AS CIDADES MULHERES
...Bem que eu poderia ter chorado o meu primeiro choro em tantos outros: nos de Geórgia, de Gioconda, nos de Armênia...
AS CIDADES MULHERES
Inusitado, acredito, é como se poderia classificar o livro de Ítalo Calvino intitulado “As Cidades Invisíveis”, principalmente quando o autor com magnífica habilidade feminiza suas cidades, concedendo-lhes nomes femininos. São as suas cidades mulheres.
Inusitado por nos arremessar aos meandros de muitas lembranças de algumas cidades / mulheres que conhecemos ao longo de nossas vidas.
Conheci umas poucas. Vi algumas que já surgiram belíssimas cheias de encantos mil nos seus contornos exuberantes, como se tivessem sido agraciadas exageradamente pela mãe Natureza em momento supremo de extremo esplendor.
Como a grande maioria das mulheres, as cidades também parecem persuasivas. Desnudam-se ante nossos olhos e matreiramente aguçam nossa imaginação, como se quisessem ser ovacionadas com o pieguismo exagerado de versos galanteadores. Inebriam-nos, sabem que os poetas tornam-se tolos, não resistem a tantos devaneios.
Conheci outras não tão vaidosas com o glamour estonteante do esnobismo, mas mesmo recatadas em suas singularidades, sabiam fazer-se belas, também. Outras tímidas, retraídas, como quem se debruça na moldura do tempo e avalia cautelosamente o peso das conseqüências que o deslumbre do estrelato traz consigo.

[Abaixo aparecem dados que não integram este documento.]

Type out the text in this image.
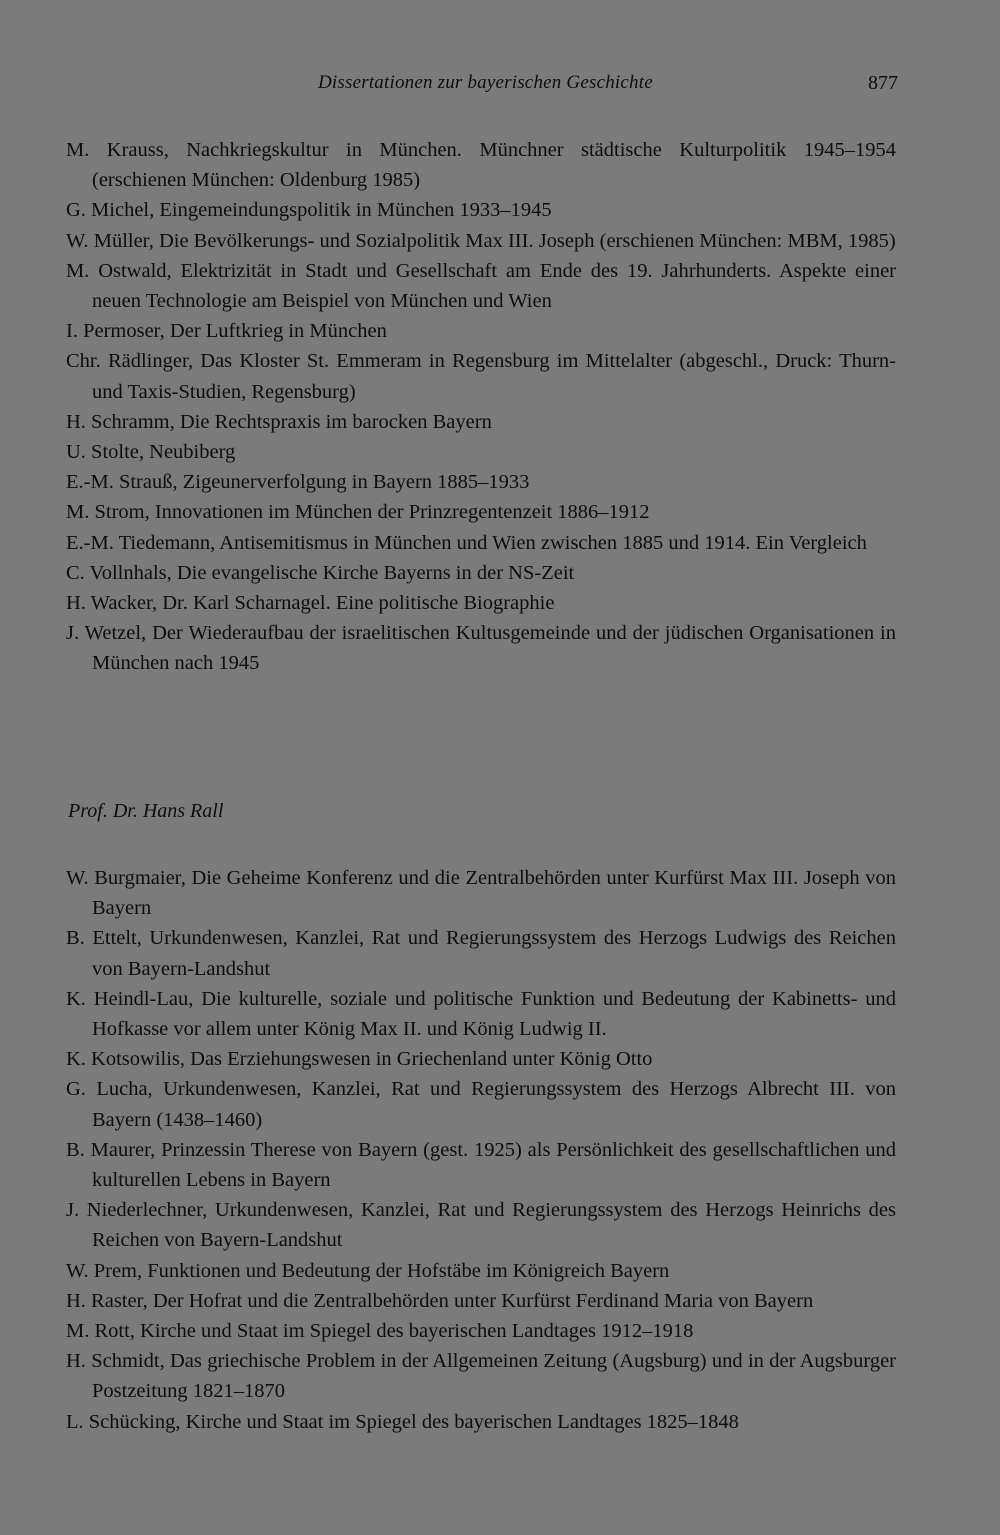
Dissertationen zur bayerischen Geschichte	877
M. Krauss, Nachkriegskultur in München. Münchner städtische Kulturpolitik 1945–1954 (erschienen München: Oldenburg 1985)
G. Michel, Eingemeindungspolitik in München 1933–1945
W. Müller, Die Bevölkerungs- und Sozialpolitik Max III. Joseph (erschienen München: MBM, 1985)
M. Ostwald, Elektrizität in Stadt und Gesellschaft am Ende des 19. Jahrhunderts. Aspekte einer neuen Technologie am Beispiel von München und Wien
I. Permoser, Der Luftkrieg in München
Chr. Rädlinger, Das Kloster St. Emmeram in Regensburg im Mittelalter (abgeschl., Druck: Thurn- und Taxis-Studien, Regensburg)
H. Schramm, Die Rechtspraxis im barocken Bayern
U. Stolte, Neubiberg
E.-M. Strauß, Zigeunerverfolgung in Bayern 1885–1933
M. Strom, Innovationen im München der Prinzregentenzeit 1886–1912
E.-M. Tiedemann, Antisemitismus in München und Wien zwischen 1885 und 1914. Ein Vergleich
C. Vollnhals, Die evangelische Kirche Bayerns in der NS-Zeit
H. Wacker, Dr. Karl Scharnagel. Eine politische Biographie
J. Wetzel, Der Wiederaufbau der israelitischen Kultusgemeinde und der jüdischen Organisationen in München nach 1945
Prof. Dr. Hans Rall
W. Burgmaier, Die Geheime Konferenz und die Zentralbehörden unter Kurfürst Max III. Joseph von Bayern
B. Ettelt, Urkundenwesen, Kanzlei, Rat und Regierungssystem des Herzogs Ludwigs des Reichen von Bayern-Landshut
K. Heindl-Lau, Die kulturelle, soziale und politische Funktion und Bedeutung der Kabinetts- und Hofkasse vor allem unter König Max II. und König Ludwig II.
K. Kotsowilis, Das Erziehungswesen in Griechenland unter König Otto
G. Lucha, Urkundenwesen, Kanzlei, Rat und Regierungssystem des Herzogs Albrecht III. von Bayern (1438–1460)
B. Maurer, Prinzessin Therese von Bayern (gest. 1925) als Persönlichkeit des gesellschaftlichen und kulturellen Lebens in Bayern
J. Niederlechner, Urkundenwesen, Kanzlei, Rat und Regierungssystem des Herzogs Heinrichs des Reichen von Bayern-Landshut
W. Prem, Funktionen und Bedeutung der Hofstäbe im Königreich Bayern
H. Raster, Der Hofrat und die Zentralbehörden unter Kurfürst Ferdinand Maria von Bayern
M. Rott, Kirche und Staat im Spiegel des bayerischen Landtages 1912–1918
H. Schmidt, Das griechische Problem in der Allgemeinen Zeitung (Augsburg) und in der Augsburger Postzeitung 1821–1870
L. Schücking, Kirche und Staat im Spiegel des bayerischen Landtages 1825–1848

Foi nos braços de uma dessas mulheres que há muito acordei com o sopro da vida. Bem que poderia ter chorado o meu primeiro choro em tantos outros: nos de Geórgia, de Gioconda, nos de Armênia... Mas, com certeza, não teria sido assolado com o mesmo fascínio de quando me vi acalentado por uma morena faceira, “de cabelos longos e negros, muito mais negros do que a asa da graúna e mais longos que seu talhe de palmeira”, como magnificamente bem a comparou um de seus filhos mais ilustres.
Foi nos braços de Iracema, a virgem dos lábios de mel, onde me vi menino arredio nas ruas e vielas de minha infância. Menino afoito, de calças curtas, tão curtas quanto a minha visão em pressentir que logo eu cresceria e haveria de sonhar alto, ganhar novos ares, buscar outras cidades / mulheres, voar... E voei..., talvez não com a precisão de um Fernão Capelo Gaivota, mas ousei alguns voos audaciosos.
Deixei com ela ou nela, muito de mim: marcas da infância, peripécias, venturas, desventuras, sonhos que não puderam ser. Trouxe dela o orgulho de saber que nesses ares respirei o primeiro sopro que me encheu os pulmões.
Hoje ela, minha Fortaleza, é mais uma dentre tantas outras vaidosas. Ousou desnudar-se para o mundo, galgar os degraus da fama. Tornou-se musa inspiradora, cantarolada em versos e prosas por seus poetas e tantos outros além de suas fronteiras.
Eu cresci; ela deixou para trás os trejeitos de menina brejeira e hoje, faceira, virou a cidade de belezas e encantos.
Por obra dos vaivens da vida, fui fisgado por outros braços que me parecem agora os derradeiros das minhas caminhadas. Certamente, desde há muito estavam a me esperar, para que fosse finalmente sacramentado o encontro pontual, na hora e no tempo exatos planejado por meu destino. Rendi-me ao aconchego sutil de uma menina quase mulher, de traçados bem delineados. Brejeira, acanhada, que jamais ousou subir ao palco deslumbrante da fama, mas fascinante na sua pequenez, na sua quase sem pressa de crescer.
No encontro de seus dois rios que mais me pareceram dois braços, senti o enlace de um abraço acanhado, tímido, mas aquiescente na fluidez da energia que pôs em perfeita harmonia a minha sensação de paz espiritual. Foi no calor dos seus 40 graus onde o destino soltou as amarras da minha nau e me fez aportar nos braços de Teresa Cristina, ou simplesmente Teresina.
Iracema – Símbolo do Ceará. Personagem do Romance Iracema, do também romancista cearense José de Alencar.
Teresa Cristina – Imperatriz e esposa do Imperador do Brasil, D. Pedro II que reinava na época em que foi fundada a cidade. Teresina, portanto, é uma homenagem à Imperatriz Teresa Cristina.